A new hidden virus on Android has attacked well-known applications, replacing advertisements in them. Using an old vulnerability in the Android operating system, the malware attacked over 25 million smartphones.
Echoes of The Matrix
Experts called the malware "Agent Smith" - in honor of the negative hero of the cult trilogy "The Matrix". Like its cinematic prototype, the Agent Smith virus takes on any form. The malware was detected on the WhatsApp, Opera Mini and Flipkart platforms, where it replaced legitimate advertisements with its own ads.
At the same time, the applications themselves continued to work normally, so smartphone owners might not even notice that their device was infected. At the same time, Agent Smith in every possible way prevented updates of the attacked applications - this is how the viral code protects itself.
The main blow was taken by Asia - most of the attacks occurred on the territory of Asian countries. India has been hit hardest, where the new virus has spread to 15 million devices. Pakistan, Bangladesh and several hundred thousand other users in the United States were also affected.
Reason for infection
According to experts, the detected Android virus can be downloaded most often through unofficial stores with games and applications of dubious quality with barely working functionality. After "Agent Smith" gets into the smartphone, the virus tries to impersonate itself as a "normal" application in some way connected with Google, for example, calling itself Google Updater.

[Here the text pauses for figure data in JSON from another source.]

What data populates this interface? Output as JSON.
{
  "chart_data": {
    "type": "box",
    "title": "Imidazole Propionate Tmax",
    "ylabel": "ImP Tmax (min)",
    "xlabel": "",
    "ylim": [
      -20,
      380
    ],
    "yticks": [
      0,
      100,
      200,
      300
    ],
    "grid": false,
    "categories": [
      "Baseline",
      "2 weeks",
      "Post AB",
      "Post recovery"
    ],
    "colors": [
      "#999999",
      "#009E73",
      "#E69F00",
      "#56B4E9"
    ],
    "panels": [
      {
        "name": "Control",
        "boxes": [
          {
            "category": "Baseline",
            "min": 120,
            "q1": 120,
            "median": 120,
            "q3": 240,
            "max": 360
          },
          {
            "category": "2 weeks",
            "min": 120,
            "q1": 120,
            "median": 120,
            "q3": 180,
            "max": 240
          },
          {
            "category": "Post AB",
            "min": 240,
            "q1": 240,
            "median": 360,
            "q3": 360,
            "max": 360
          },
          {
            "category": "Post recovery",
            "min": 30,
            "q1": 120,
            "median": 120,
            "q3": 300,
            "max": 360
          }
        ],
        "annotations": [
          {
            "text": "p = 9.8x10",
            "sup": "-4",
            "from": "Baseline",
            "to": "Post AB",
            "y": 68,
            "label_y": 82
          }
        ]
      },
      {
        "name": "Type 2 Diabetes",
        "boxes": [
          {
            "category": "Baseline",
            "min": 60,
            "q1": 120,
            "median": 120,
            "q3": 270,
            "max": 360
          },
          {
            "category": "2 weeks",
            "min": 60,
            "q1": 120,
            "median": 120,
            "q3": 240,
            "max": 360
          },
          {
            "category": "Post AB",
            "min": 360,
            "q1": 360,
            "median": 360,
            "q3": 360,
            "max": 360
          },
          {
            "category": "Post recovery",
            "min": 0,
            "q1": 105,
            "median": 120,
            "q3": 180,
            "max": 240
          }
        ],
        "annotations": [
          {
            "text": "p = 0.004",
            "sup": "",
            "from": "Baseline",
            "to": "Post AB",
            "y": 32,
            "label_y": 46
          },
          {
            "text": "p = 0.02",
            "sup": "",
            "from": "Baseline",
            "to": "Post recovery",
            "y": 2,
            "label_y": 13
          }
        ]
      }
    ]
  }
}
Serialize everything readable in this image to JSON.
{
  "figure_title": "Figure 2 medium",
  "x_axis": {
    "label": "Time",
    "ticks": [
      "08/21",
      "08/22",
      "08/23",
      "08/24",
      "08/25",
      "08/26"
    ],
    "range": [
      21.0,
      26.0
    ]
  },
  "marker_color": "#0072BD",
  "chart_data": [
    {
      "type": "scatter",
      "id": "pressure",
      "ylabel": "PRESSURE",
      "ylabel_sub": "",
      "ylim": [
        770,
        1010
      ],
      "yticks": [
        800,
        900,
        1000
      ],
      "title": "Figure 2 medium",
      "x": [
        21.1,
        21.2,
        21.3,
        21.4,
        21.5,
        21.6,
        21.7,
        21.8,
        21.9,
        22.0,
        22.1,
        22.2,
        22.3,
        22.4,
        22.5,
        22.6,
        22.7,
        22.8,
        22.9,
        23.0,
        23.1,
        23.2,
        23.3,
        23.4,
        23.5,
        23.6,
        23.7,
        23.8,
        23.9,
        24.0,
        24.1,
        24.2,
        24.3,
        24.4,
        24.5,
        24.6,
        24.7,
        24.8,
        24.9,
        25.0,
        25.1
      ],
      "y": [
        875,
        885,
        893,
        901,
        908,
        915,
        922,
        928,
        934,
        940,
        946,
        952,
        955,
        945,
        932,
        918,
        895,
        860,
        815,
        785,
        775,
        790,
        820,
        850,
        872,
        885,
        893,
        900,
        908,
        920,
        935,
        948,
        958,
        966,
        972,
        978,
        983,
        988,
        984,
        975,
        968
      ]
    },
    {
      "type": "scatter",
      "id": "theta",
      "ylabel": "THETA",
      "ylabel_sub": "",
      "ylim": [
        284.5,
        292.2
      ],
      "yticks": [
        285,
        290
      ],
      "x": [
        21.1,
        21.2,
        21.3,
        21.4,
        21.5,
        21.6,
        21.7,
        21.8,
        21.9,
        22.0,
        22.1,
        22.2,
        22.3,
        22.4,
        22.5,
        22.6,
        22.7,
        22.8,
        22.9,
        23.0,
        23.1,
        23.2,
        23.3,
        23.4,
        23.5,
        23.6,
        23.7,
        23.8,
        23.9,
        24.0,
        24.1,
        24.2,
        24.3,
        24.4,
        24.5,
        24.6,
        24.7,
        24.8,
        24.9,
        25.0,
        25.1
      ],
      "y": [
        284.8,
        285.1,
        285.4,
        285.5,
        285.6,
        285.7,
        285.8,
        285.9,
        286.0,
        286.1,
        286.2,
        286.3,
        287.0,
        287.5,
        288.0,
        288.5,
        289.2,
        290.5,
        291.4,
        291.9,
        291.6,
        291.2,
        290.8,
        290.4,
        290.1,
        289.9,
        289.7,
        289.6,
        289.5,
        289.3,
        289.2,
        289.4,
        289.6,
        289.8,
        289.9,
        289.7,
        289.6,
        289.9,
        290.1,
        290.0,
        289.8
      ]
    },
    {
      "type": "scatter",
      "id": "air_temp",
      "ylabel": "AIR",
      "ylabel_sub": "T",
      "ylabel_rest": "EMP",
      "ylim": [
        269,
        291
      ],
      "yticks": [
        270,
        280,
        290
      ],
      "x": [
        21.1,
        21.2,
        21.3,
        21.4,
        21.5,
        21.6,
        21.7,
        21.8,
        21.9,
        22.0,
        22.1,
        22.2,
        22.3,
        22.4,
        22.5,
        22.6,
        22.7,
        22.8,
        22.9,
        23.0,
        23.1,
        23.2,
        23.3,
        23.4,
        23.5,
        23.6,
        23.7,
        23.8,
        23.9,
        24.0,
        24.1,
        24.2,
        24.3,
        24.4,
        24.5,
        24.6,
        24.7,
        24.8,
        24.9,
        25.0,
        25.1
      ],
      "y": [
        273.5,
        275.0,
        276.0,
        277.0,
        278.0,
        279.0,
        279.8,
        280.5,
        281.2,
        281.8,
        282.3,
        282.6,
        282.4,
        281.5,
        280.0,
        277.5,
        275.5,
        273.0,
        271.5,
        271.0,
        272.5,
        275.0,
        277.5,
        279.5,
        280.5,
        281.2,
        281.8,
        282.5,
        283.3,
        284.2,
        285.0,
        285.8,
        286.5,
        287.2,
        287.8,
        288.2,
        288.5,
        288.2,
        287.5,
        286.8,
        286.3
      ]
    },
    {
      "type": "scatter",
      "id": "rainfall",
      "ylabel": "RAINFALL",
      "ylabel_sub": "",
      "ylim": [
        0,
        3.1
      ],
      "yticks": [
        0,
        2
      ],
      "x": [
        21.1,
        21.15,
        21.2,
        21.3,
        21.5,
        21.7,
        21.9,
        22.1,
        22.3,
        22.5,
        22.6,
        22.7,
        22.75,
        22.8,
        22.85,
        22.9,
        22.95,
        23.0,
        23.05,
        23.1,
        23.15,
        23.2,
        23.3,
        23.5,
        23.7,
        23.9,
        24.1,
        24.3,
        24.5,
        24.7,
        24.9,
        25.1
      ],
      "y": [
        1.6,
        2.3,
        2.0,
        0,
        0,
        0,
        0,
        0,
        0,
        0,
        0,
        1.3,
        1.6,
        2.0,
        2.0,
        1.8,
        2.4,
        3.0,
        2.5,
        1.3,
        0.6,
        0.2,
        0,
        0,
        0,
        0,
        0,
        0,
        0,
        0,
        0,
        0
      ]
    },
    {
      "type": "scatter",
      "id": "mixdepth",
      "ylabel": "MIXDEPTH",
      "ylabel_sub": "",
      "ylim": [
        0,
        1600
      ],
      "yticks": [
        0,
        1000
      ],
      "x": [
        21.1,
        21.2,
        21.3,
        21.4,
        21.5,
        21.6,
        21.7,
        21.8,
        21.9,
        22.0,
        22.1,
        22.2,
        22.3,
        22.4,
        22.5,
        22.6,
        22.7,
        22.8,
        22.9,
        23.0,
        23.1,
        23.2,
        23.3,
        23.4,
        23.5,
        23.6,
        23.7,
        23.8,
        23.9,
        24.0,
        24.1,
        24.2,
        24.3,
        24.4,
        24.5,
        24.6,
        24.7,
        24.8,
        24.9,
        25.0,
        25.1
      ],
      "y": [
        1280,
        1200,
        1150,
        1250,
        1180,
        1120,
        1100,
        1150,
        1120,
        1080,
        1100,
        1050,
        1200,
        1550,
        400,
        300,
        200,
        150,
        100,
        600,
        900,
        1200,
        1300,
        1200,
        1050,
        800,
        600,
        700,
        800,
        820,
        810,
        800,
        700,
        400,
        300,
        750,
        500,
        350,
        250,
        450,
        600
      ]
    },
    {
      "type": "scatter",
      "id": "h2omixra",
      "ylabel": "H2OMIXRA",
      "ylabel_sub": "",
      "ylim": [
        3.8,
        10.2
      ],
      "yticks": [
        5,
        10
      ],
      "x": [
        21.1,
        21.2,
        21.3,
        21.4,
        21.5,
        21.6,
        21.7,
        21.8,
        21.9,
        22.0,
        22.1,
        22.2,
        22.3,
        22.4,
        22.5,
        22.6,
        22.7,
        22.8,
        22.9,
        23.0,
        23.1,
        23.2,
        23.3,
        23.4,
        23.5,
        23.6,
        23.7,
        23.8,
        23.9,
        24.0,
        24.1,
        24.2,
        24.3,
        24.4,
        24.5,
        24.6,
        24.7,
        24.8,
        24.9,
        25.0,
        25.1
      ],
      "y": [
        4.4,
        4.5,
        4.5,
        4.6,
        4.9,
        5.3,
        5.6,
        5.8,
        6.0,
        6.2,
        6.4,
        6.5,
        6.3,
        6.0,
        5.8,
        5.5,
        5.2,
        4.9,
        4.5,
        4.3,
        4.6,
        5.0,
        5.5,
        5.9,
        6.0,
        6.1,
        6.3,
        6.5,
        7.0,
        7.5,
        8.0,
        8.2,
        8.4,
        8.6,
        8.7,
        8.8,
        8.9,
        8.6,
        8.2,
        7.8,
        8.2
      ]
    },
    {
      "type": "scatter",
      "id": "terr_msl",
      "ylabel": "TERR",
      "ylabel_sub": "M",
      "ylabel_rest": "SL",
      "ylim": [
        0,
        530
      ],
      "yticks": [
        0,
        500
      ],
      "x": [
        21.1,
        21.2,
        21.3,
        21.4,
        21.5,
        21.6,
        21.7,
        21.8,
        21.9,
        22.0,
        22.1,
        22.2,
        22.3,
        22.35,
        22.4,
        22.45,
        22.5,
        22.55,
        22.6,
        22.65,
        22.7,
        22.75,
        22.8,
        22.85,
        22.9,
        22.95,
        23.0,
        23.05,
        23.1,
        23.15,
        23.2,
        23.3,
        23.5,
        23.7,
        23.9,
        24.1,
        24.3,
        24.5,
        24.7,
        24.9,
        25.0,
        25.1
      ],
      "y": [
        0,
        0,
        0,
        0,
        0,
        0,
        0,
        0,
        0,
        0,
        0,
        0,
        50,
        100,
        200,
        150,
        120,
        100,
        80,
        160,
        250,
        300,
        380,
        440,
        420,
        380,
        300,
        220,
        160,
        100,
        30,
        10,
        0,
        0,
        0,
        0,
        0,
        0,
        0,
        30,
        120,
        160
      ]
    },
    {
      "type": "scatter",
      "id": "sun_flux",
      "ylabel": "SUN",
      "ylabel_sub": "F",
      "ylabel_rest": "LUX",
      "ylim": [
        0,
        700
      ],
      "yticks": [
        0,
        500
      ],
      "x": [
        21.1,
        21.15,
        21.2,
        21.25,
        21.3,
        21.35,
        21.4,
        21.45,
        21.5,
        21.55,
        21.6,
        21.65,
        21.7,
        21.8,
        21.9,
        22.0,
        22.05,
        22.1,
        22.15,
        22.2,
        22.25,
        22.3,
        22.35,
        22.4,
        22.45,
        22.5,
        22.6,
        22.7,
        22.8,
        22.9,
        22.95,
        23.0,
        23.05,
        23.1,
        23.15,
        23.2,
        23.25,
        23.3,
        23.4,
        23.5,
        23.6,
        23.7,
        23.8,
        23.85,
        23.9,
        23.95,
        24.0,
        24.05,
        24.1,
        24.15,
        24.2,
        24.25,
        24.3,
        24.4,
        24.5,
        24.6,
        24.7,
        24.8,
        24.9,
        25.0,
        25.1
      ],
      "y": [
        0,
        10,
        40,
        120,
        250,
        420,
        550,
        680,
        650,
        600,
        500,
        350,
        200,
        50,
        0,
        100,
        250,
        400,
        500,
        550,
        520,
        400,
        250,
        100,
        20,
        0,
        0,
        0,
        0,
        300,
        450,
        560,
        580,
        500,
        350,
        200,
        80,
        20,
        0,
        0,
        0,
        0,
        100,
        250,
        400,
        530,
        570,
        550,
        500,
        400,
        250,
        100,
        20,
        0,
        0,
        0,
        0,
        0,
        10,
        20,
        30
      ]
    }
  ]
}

Then the malware starts looking for applications that it could modify for itself.
All its "dirty deeds" the virus on the android was able to crank up thanks to the old OS vulnerability, which has already been fixed on smartphones running Android 7 and higher. Such a vulnerability made it possible to modify the code of Android applications without violating the digital certificate. Starting with the 7th version, the Android OS received a more secure Scheme v2. However, in Asian countries, many users still have smartphones running an unprotected operating system, which is why the number of Agent Smith infections in this area turned out to be so high.
Security researchers warn about the "left" app stores as the main source of virus programs for Android, especially since even the official Google Play platform periodically "catches" virus software. At the same time, the chance to keep Android free of viruses remains greater when applications are downloaded from official sources.
The Topic of Article: Latent Android virus has hit 25 million smartphones.